The use of bottled water is pronounced in hot climates. The demand for bottled water is met by widespread transport and storage facilities that are not often climate controlled. Temperature may influence estrogenic activity. Estrogenic activity was measured in two of the bottled water samples incubated at 20 °C, and in eight samples incubated at 40 °C. This estrogenic activity may be associated with the higher BPA concentrations recorded at 40 °C (6.61 ng/L) than at 20 °C (2.78 ng/L). Larger sample sizes are needed to confirm the possible migration of BPA into water bottled in South Africa. Exposure to increased temperatures does not always affect BPA levels in water from PET bottles (Toyo'oka & Oshige 2000; Li et al. 2010; Amiridou & Voutsa 2011). The water samples in this study were stored in the dark, mimicking typical warehouse conditions, while Amiridou & Voutsa (2011) stored their samples in sunlight. In this study, the samples were stored at increased temperatures for 10 days, while Toyo'oka & Oshige (2000) exposed their water samples to increased temperatures for 8 hours. The release of BPA may increase as storage duration and temperature increase (Fan et al. 2014). Fan et al. (2014) controlled for water source contamination by filling PET bottles with Milli-Q water and stored the bottles for 4 weeks at a temperature of 70 °C. The source of the BPA was unclear since BPA is not used to manufacture PET (Fan et al. 2014). Migration tests have shown BPA can migrate from high-density polyethylene (HDPE) and low-density polyethylene (LDPE) caps and polystyrene septa used in some caps (Guart et al. 2011). The type of bottle cap used may also contribute to the contamination of water content.

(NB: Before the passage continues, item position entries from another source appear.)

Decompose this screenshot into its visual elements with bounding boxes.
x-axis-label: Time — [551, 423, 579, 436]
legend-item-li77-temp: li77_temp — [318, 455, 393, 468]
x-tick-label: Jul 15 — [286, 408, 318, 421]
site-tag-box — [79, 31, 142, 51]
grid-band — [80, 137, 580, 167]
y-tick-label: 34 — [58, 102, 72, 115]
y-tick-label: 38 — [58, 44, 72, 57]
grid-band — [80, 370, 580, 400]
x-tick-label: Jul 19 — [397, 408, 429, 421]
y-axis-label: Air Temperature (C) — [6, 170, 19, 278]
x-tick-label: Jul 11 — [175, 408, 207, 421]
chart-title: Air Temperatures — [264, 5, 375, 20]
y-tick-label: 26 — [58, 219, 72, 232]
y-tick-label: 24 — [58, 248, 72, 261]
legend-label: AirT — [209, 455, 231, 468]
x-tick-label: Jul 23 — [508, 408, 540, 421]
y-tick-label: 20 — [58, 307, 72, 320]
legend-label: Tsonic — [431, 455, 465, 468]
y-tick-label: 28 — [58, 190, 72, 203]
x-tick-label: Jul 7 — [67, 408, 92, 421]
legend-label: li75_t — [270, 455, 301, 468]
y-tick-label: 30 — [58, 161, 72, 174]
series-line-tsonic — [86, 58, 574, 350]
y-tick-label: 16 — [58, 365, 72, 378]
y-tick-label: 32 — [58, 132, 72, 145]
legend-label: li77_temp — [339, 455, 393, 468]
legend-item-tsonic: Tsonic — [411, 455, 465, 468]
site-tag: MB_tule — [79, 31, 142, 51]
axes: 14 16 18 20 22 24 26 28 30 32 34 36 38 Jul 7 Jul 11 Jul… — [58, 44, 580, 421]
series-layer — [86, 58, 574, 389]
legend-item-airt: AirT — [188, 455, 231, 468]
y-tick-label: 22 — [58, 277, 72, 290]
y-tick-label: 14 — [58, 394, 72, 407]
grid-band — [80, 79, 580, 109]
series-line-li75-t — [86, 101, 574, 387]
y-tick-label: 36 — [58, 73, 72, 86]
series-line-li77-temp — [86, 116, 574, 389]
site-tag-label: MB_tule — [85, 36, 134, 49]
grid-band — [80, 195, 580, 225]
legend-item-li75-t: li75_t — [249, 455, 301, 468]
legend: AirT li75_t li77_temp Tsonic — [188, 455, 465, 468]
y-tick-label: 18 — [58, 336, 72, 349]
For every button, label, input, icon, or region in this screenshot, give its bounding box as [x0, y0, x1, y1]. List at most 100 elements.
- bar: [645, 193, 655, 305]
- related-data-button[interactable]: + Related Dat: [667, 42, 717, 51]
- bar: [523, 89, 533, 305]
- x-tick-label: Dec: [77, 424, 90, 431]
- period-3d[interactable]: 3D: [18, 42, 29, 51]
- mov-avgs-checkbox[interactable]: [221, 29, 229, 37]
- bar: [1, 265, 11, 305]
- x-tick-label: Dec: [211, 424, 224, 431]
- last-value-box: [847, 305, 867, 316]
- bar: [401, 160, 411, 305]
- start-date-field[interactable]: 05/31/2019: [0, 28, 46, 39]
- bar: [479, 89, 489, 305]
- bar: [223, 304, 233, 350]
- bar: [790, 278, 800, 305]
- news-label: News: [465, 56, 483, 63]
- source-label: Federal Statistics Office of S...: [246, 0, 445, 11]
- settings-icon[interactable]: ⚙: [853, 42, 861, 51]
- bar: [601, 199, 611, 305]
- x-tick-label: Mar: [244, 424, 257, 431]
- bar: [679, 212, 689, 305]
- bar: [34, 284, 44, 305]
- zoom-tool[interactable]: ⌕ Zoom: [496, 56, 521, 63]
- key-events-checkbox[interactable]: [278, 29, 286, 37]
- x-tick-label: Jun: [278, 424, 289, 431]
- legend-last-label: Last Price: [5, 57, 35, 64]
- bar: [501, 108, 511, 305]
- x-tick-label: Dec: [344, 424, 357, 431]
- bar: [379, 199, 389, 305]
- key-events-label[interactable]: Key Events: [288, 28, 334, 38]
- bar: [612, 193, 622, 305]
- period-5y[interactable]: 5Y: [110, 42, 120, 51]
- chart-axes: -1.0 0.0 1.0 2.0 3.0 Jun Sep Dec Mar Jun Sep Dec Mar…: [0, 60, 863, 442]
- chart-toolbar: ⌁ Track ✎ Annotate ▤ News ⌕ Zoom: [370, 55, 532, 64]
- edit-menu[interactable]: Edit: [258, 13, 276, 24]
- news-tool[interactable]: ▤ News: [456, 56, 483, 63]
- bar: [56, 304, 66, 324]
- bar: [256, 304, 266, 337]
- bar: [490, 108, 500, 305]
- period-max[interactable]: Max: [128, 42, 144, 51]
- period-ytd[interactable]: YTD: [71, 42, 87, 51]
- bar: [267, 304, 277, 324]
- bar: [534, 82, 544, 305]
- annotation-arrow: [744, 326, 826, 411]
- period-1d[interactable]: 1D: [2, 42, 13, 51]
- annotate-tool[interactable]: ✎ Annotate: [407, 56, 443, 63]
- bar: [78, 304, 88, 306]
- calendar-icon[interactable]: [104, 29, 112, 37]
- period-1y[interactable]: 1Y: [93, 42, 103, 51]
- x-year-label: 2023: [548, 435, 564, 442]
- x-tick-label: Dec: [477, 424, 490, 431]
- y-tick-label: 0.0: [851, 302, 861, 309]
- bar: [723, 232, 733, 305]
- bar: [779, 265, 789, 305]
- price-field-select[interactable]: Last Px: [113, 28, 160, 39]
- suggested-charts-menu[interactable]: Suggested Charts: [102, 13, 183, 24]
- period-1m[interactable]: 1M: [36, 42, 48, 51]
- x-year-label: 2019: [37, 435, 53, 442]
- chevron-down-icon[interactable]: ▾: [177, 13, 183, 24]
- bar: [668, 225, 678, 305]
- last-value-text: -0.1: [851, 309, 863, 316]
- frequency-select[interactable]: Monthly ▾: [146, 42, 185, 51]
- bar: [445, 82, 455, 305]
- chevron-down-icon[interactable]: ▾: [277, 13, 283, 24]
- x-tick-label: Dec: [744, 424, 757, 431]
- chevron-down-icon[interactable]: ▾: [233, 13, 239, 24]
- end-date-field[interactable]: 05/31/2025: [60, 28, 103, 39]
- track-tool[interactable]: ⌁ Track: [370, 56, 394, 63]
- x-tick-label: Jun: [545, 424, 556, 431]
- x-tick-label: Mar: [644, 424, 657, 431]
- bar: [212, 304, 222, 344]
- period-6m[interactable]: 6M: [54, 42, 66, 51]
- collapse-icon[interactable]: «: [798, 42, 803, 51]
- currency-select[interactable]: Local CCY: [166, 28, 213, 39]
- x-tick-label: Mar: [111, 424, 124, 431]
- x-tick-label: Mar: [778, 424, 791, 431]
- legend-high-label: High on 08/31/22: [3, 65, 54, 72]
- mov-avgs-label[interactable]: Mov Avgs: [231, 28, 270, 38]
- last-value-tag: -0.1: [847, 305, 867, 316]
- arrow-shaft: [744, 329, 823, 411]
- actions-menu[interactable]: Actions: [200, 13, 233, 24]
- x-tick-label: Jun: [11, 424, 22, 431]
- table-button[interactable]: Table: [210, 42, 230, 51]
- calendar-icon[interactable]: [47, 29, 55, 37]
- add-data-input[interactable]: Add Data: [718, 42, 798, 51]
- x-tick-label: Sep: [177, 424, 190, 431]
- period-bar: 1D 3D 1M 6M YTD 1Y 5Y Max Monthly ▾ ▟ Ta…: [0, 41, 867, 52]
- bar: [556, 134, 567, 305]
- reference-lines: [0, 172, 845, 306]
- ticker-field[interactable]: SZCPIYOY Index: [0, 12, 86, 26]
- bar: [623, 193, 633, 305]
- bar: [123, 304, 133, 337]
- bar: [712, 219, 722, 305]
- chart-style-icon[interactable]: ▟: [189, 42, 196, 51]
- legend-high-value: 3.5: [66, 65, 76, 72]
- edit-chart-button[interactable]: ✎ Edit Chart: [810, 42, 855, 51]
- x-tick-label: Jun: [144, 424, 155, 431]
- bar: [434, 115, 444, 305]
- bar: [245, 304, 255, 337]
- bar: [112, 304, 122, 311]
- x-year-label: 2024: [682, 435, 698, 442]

Contamination of bottled water by EDCs needs to be expressed in terms of human health risks. Even though the EEqs and BPA concentrations were higher in bottled water stored at 40 °C compared to 20 °C (this study), the samples posed a more than acceptable risk for a lifetime of exposure. The risks associated with South African bottled water were 10,000 times smaller than the acceptable WHO guideline values. The levels of EDCs in bottled water from Guangzhou, China (Li et al. 2010) and Greece (Amiridou & Voutsa 2011) were well below the maximum safe doses for chronic oral exposure and had very little risk to human health. Guart et al. (2014b) tested 77 bottled waters from 27 countries around the world for 69 organic contaminants and concluded that the very low concentrations of the detected compounds are an indication of the good quality of bottled water worldwide.

CONCLUSIONS

The estrogenic activity and BPA concentrations in PET bottled water from South Africa are similar to bottled water from other countries. Although the risk determined in the current assessment is low, other chemicals, not tested for in this study, may be present in bottled water and contribute to the total health risk. As an example, antimony is classified as a possible carcinogen and has been shown to migrate from PET (Westerhoff et al. 2008). Furthermore, this study only measured the contribution of bottled water to EDC exposure and other sources may increase contamination levels. The observed increased estrogenic activity and higher concentrations of BPA at 40 °C lead to the recommendation that bottled water should be stored at room temperature or below so that the potential exposure to EDCs is minimized.

ACKNOWLEDEGMENTS

Funding for this project was received from the Cancer Association of South Africa (CANSA). Sincere appreciation and thanks to Dr Cheryl Tosh from the University of Pretoria's Research Office for her editorial assistance.